Strategies for addressing discipline issues:

  • Define your expectations and the policies of your institution on the first day of the term, and respond in a consistent, decisive manner.
  • Be careful not to embarrass a student in front of his peers unnecessarily.
  • Before you respond to what looks like a conduct issue, consider possible causes. Could there be a reasonable explanation?
  • Create a class culture that encourages appropriate behavior and discourages disruption.
  • Remember that most problems are, after all, what you make them out to be. Stay cool, don't take everything personally, diffuse tensions, exhibit a good sense of humor and much flexibility, but make sure to draw lines..
  • Document disruptive behaviors. Create a paper (or electronic) trail; share your concerns with your supervisor or department chair.

Think about and identify local resources for classroom management: Does your institution have a special unit that deals with behavioral concerns such as plagiarism, harassment, frequent absences, and low performance?

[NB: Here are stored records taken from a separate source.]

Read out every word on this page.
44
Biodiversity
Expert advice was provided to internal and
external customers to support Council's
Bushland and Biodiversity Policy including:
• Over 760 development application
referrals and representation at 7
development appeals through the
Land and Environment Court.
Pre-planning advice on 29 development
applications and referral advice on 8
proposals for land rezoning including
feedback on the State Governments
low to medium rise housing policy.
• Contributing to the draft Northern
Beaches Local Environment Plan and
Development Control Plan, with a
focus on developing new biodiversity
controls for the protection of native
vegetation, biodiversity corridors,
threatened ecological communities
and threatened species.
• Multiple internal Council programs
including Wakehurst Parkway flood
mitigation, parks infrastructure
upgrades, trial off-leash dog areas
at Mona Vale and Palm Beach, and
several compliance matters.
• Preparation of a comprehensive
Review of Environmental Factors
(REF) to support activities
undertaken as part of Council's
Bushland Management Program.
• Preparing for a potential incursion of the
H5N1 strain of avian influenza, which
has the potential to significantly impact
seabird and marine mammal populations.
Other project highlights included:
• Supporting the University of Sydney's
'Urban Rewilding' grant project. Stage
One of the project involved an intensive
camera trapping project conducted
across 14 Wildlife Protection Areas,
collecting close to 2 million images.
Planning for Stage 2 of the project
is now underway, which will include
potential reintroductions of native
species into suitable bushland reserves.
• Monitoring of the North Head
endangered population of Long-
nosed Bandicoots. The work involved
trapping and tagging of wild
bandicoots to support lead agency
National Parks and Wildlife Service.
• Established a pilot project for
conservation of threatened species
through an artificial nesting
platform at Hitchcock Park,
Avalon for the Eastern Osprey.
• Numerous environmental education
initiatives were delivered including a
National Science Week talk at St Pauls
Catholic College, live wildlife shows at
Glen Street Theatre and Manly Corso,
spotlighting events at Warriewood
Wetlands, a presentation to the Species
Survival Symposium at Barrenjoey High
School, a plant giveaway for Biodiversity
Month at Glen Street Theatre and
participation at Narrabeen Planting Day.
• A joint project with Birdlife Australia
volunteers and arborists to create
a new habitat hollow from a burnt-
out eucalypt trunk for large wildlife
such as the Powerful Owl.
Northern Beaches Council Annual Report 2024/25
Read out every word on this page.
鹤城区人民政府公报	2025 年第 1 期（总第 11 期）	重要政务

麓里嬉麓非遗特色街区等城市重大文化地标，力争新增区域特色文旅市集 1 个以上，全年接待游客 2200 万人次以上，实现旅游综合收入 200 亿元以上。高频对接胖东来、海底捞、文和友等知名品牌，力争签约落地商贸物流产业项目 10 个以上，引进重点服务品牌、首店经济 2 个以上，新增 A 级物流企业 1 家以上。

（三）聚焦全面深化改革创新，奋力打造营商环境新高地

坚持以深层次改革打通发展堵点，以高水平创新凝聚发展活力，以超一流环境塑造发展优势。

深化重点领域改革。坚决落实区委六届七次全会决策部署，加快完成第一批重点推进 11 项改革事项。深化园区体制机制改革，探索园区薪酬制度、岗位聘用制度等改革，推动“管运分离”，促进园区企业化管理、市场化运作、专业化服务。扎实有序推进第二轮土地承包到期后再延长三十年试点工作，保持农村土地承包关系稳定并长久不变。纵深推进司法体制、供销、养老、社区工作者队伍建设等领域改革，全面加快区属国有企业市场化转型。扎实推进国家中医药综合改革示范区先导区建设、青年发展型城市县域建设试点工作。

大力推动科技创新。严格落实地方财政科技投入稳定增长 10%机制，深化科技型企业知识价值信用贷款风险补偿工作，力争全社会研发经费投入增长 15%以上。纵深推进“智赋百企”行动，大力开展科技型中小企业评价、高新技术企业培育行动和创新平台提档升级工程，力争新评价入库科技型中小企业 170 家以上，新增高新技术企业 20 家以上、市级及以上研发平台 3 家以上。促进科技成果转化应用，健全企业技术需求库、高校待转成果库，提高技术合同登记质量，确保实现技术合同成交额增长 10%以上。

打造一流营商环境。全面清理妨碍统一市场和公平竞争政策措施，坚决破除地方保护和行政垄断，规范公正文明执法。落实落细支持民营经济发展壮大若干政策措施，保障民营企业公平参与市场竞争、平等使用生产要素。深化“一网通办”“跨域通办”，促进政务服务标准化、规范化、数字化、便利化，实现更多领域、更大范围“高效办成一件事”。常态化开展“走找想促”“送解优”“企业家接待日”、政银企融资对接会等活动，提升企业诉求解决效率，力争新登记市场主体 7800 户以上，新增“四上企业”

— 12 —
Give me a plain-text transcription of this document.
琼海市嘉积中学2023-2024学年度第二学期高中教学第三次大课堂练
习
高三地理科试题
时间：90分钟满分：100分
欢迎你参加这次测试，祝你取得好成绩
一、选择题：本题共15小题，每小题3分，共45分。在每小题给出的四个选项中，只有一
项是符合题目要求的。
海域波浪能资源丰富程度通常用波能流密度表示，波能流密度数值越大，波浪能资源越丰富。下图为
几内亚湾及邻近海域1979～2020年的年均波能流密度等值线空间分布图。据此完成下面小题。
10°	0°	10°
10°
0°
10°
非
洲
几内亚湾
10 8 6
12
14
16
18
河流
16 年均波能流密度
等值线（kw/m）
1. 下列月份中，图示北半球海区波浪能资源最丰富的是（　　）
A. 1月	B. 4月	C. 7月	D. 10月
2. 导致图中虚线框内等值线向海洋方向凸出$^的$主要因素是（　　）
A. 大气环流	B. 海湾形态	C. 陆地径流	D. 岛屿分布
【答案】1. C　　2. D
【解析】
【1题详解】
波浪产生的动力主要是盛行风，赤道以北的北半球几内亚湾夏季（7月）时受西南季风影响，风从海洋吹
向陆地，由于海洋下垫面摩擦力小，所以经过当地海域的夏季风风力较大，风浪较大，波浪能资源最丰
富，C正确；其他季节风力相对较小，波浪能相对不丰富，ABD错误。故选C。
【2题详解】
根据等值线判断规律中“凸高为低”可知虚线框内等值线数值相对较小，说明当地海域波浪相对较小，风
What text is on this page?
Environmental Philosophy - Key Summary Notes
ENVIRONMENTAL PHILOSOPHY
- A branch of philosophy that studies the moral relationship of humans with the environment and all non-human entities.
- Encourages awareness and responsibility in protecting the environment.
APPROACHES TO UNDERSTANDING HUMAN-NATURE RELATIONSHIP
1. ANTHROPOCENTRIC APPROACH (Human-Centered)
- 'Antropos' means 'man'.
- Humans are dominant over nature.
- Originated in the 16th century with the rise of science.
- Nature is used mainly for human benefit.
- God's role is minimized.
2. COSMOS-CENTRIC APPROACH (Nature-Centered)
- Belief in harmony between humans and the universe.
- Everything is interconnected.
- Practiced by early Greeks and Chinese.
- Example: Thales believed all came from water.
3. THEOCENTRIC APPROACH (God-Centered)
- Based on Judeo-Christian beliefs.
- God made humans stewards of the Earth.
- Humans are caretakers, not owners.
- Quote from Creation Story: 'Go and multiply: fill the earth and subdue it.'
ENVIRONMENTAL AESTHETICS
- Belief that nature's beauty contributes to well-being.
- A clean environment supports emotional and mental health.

Classroom Management as a Complex Endeavor

Discipline, of course, is only one of the many components that figure into classroom management. The variety of interpersonal relationships and personalities within the classroom and many more aspects can play a critical role. To quote Evertson and Weinstein in their Handbook of Classroom Management (2006:5), classroom management is not merely a "bag of tricks" that is passed on from one teacher to another--it is "a multifaceted endeavor that is far more complex than establishing rules, rewards, and penalties to control students' behavior."